En écrivant, elle s’efface. Elle disparaît derrière le brin d’herbe que, sans elle, on n’aurait jamais vu. Elle n’écrit pas pour s’exprimer, quelle horreur, ce mot lui rappelle celui d’expectorer, dans les deux cas le résultat ne peut être qu’un flegme gluant, plein de glaires ; elle n’écrit pas pour se distinguer. Elle écrit pour témoigner : ici a vécu une fleur, trois jours de juillet de l’an 18**, tuée par une ondée un matin. Chaque poème est un minuscule tombeau élevé à la mémoire de l’invisible.       
Elle est de chair, de sang et d’encre. C’est l’encre qui coule dans ses veines, les mots qu’elle trace sont rouge framboise, puisés à même ces fines lignes bleues qui palpitent sous la peau.       
Elle se rappelle ce poète venu en visite au Mount Holyoke, qui expliquait vouloir transcrire sur la page les émotions qui l’habitaient – être exécrable persuadé que son paysage intérieur était à ce point intéressant qu’il conviait les autres à s’y balader pour contempler les plates-bandes et les massifs.       
Il était non seulement incapable de poésie véritable mais, heureux innocent, incapable de voir qu’il en était incapable, semblable à un sourd de naissance qui, ayant vu quelqu’un taper sur le clavier d’un piano, se serait avisé de composer une sonate en appuyant au petit bonheur sur les touches noires et blanches selon une succession plaisante à son œil. Jamais il ne saurait ce qu’il ne savait pas.       
Or cet homme avait des idées, cela se voyait tout de suite, et celles-ci lui importaient plus que tout.       
Il les nourrissait, les organisait, les cultivait, en humait le parfum et pressait les autres de faire de même. Emily écrit sur le monde qu’elle habite, tout en sachant qu’il serait plus beau si personne ne l’habitait.

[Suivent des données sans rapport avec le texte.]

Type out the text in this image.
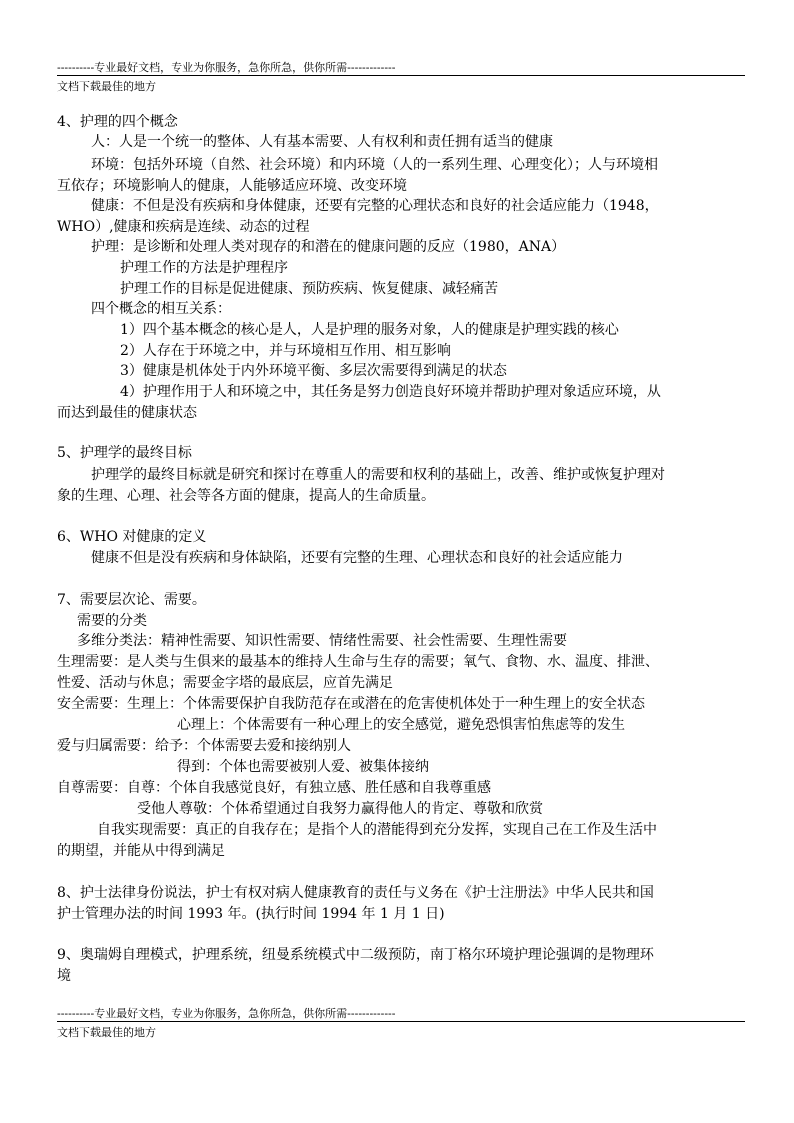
----------专业最好文档，专业为你服务，急你所急，供你所需-------------
文档下载最佳的地方
4、护理的四个概念
人：人是一个统一的整体、人有基本需要、人有权利和责任拥有适当的健康
环境：包括外环境（自然、社会环境）和内环境（人的一系列生理、心理变化）；人与环境相
互依存；环境影响人的健康，人能够适应环境、改变环境
健康：不但是没有疾病和身体健康，还要有完整的心理状态和良好的社会适应能力（1948，
WHO）,健康和疾病是连续、动态的过程
护理：是诊断和处理人类对现存的和潜在的健康问题的反应（1980，ANA）
护理工作的方法是护理程序
护理工作的目标是促进健康、预防疾病、恢复健康、减轻痛苦
四个概念的相互关系：
1）四个基本概念的核心是人，人是护理的服务对象，人的健康是护理实践的核心
2）人存在于环境之中，并与环境相互作用、相互影响
3）健康是机体处于内外环境平衡、多层次需要得到满足的状态
4）护理作用于人和环境之中，其任务是努力创造良好环境并帮助护理对象适应环境，从
而达到最佳的健康状态
5、护理学的最终目标
护理学的最终目标就是研究和探讨在尊重人的需要和权利的基础上，改善、维护或恢复护理对
象的生理、心理、社会等各方面的健康，提高人的生命质量。
6、WHO 对健康的定义
健康不但是没有疾病和身体缺陷，还要有完整的生理、心理状态和良好的社会适应能力
7、需要层次论、需要。
需要的分类
多维分类法：精神性需要、知识性需要、情绪性需要、社会性需要、生理性需要
生理需要：是人类与生俱来的最基本的维持人生命与生存的需要；氧气、食物、水、温度、排泄、
性爱、活动与休息；需要金字塔的最底层，应首先满足
安全需要：生理上：个体需要保护自我防范存在或潜在的危害使机体处于一种生理上的安全状态
心理上：个体需要有一种心理上的安全感觉，避免恐惧害怕焦虑等的发生
爱与归属需要：给予：个体需要去爱和接纳别人
得到：个体也需要被别人爱、被集体接纳
自尊需要：自尊：个体自我感觉良好，有独立感、胜任感和自我尊重感
受他人尊敬：个体希望通过自我努力赢得他人的肯定、尊敬和欣赏
自我实现需要：真正的自我存在；是指个人的潜能得到充分发挥，实现自己在工作及生活中
的期望，并能从中得到满足
8、护士法律身份说法，护士有权对病人健康教育的责任与义务在《护士注册法》中华人民共和国
护士管理办法的时间 1993 年。(执行时间 1994 年 1 月 1 日)
9、奥瑞姆自理模式，护理系统，纽曼系统模式中二级预防，南丁格尔环境护理论强调的是物理环
境
----------专业最好文档，专业为你服务，急你所急，供你所需-------------
文档下载最佳的地方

L’automne n’a pas besoin de nous. Il se suffit dans ses ors et ses bronzes somptueux. Il en a tant qu’il jette ses richesses par terre, dans un grand éclat de rire. Il sait, lui, que l’été est bref et que la mort est longue.


On s’émerveille de ces dernières années passées dans la solitude comme d’un exploit surhumain, alors que, je le répète, on devrait s’étonner qu’ils ne soient pas plus nombreux, les écrivains qui s’enferment tranquilles chez eux pour écrire. Ce qui est surhumain, n’est-ce pas le cirque de la vie ordinaire avec son cortège de futilités et d’obligations ? Pourquoi s’étonner que quelqu’un qui vit d’abord par les livres choisisse de bon cœur de leur sacrifier le contact avec ses semblables ? Il faut avoir une bien haute opinion de soi-même pour vouloir tout le temps être entouré de qui nous ressemble.